THE CEASE-FIRE of July 25 between Israel and -- through intermediaries -- the PLO was a reaction to a conflict that seemed to be spiraling out of control. But in its effect it could conceivably become something else: the basis for a longer interlude in which new political variations might be tried. The key to any broader possiblity is, of course, that the cease-fire works. The key is that the PLO's forces observe the cease-fire, since the Israelis do not fire across their borders unless they are fired upon either across or within them.

How is the PLO doing? The leadership of this house of many rooms, sensing perhaps that an important international test of its capacities is being conducted, appears to be making an earnest effort to bring its more wayward factions under control. This is essential if the PLO expects to be taken seriously as a political factor. It must show discipline and it must show responsibility. This means an end to terror. There have been, nonetheless, some terrible lapses. Specifically, after Palestinian guerrillas shot up a public bus in (pre-1967) Israel last Wednesday, wounding four people, the PLO's chief of operations in Beirut said that operations inside the "occupied territories" were not covered by the cease-fire. It is contemptible, in the first place, that PLO guerrillas shoot so routinely at civilin targets. The Israelis at least can say, as in the recent Beirut raid, which itself followed massive PLO shelling of Israeli towns, that their targets -- though embedded in civilian neighborhoods -- were military. It is, moreover, a sham for the PLO to claim the cease-fire does not cover actions in the "occupied territores." Not only does that formulation call into question that very existence of Israel. All PLO operations start, one way or another, outside Israel, and whether they are put into action straight away over the border or, after a delay, at a deeper internal point is immaterial. Terror is terror.
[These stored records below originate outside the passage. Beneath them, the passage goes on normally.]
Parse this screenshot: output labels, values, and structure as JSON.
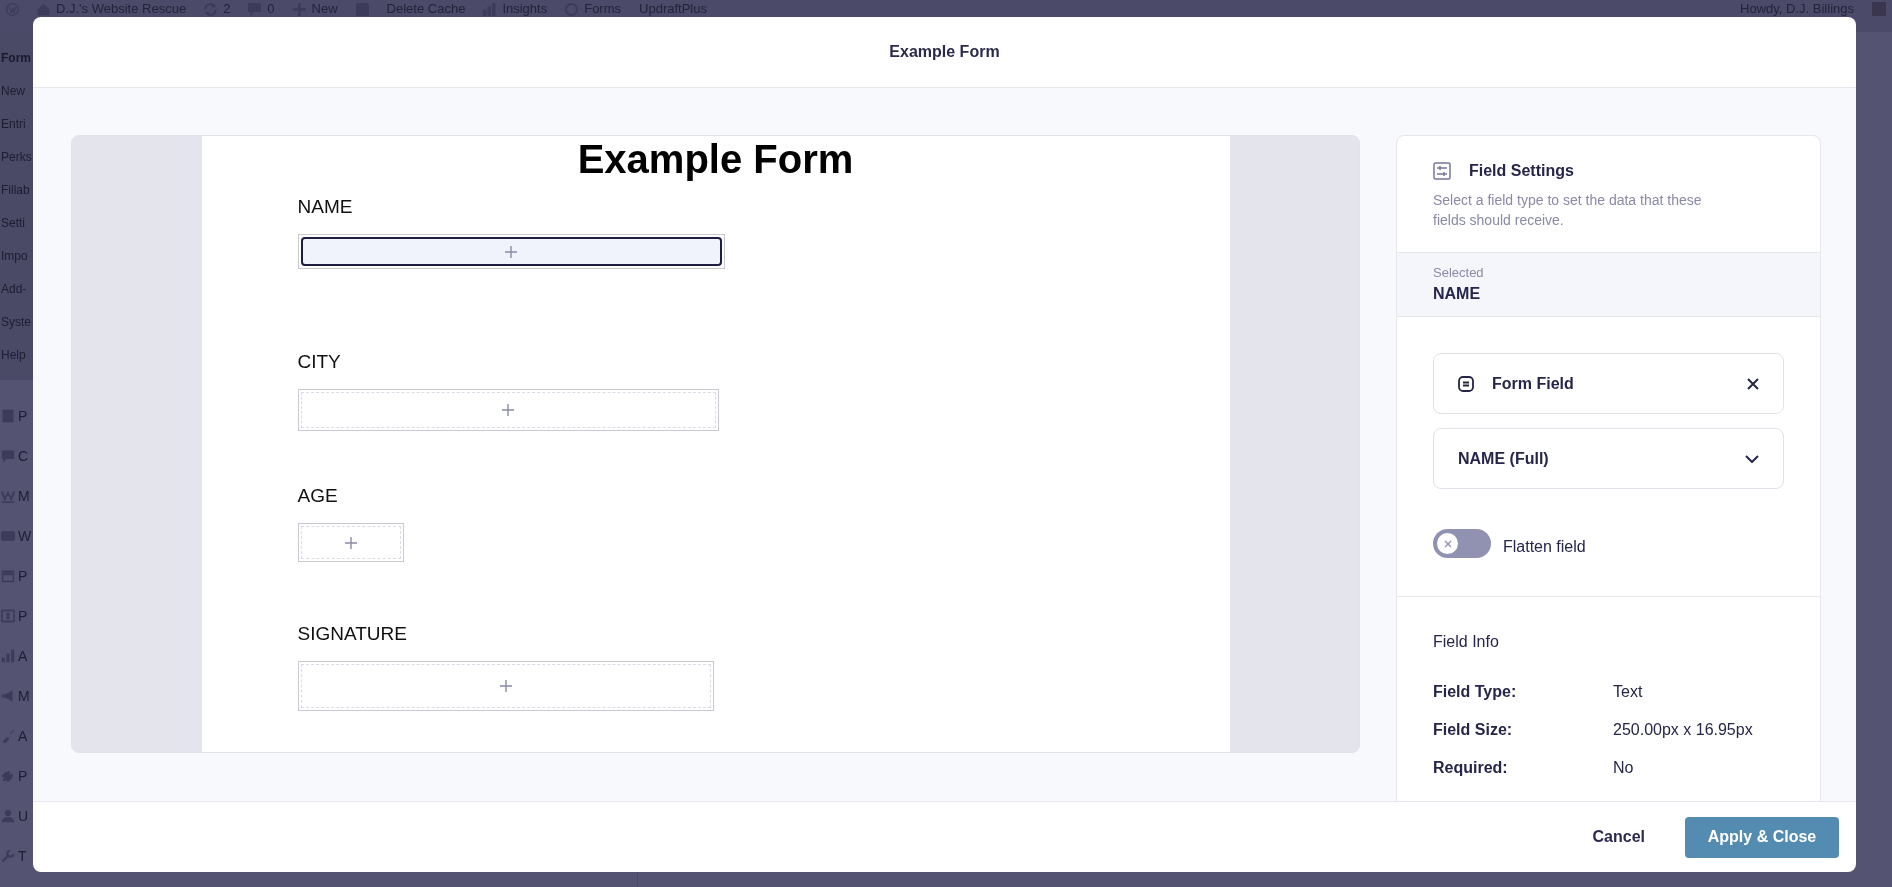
{
  "admin_bar": {
    "items": [
      {
        "kind": "wp-logo"
      },
      {
        "kind": "home",
        "label": "D.J.'s Website Rescue"
      },
      {
        "kind": "updates",
        "label": "2"
      },
      {
        "kind": "comments",
        "label": "0"
      },
      {
        "kind": "new",
        "label": "New"
      },
      {
        "kind": "seo"
      },
      {
        "kind": "text",
        "label": "Delete Cache"
      },
      {
        "kind": "insights",
        "label": "Insights"
      },
      {
        "kind": "forms",
        "label": "Forms"
      },
      {
        "kind": "text",
        "label": "UpdraftPlus"
      }
    ],
    "account": "Howdy, D.J. Billings"
  },
  "sidebar": {
    "submenu": [
      "Form",
      "New",
      "Entri",
      "Perks",
      "Fillab",
      "Setti",
      "Impo",
      "Add-",
      "Syste",
      "Help"
    ],
    "menu": [
      {
        "kind": "document",
        "label": "P"
      },
      {
        "kind": "bubble",
        "label": "C"
      },
      {
        "kind": "envelope",
        "label": "M"
      },
      {
        "kind": "shop",
        "label": "W"
      },
      {
        "kind": "box",
        "label": "P"
      },
      {
        "kind": "dollar",
        "label": "P"
      },
      {
        "kind": "bars",
        "label": "A"
      },
      {
        "kind": "megaphone",
        "label": "M"
      },
      {
        "kind": "brush",
        "label": "A"
      },
      {
        "kind": "plug",
        "label": "P"
      },
      {
        "kind": "person",
        "label": "U"
      },
      {
        "kind": "wrench",
        "label": "T"
      }
    ]
  },
  "modal": {
    "title": "Example Form",
    "document": {
      "title": "Example Form",
      "fields": [
        {
          "label": "NAME",
          "selected": true
        },
        {
          "label": "CITY",
          "selected": false
        },
        {
          "label": "AGE",
          "selected": false
        },
        {
          "label": "SIGNATURE",
          "selected": false
        }
      ]
    },
    "settings": {
      "title": "Field Settings",
      "description": "Select a field type to set the data that these fields should receive.",
      "selected_label": "Selected",
      "selected_value": "NAME",
      "field_type": "Form Field",
      "mapping": "NAME (Full)",
      "flatten": {
        "label": "Flatten field",
        "on": false
      },
      "info_title": "Field Info",
      "info": [
        {
          "label": "Field Type:",
          "value": "Text"
        },
        {
          "label": "Field Size:",
          "value": "250.00px x 16.95px"
        },
        {
          "label": "Required:",
          "value": "No"
        }
      ]
    },
    "buttons": {
      "cancel": "Cancel",
      "apply": "Apply & Close"
    }
  }
}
Individually, all humans grieve equally at loss. Collectively, nations and peoples react in distinctive ways. Israel, inheriting the legacy of a Holocaust in which six million Jews were killed, would be untrue to its deepest purpose if it did not regard the life of each of its citizens as a treasure and if it did not claim and assert a right of self-defense when they are assaulted. This does not justify every step Israel takes in the name of self-defense, but it does express the fundamental condition of Israeli national life. Those who are seeking to alter Israeli policy -- Palestinians in their way, Americans in theirs -- assume a special obligation to take this into account.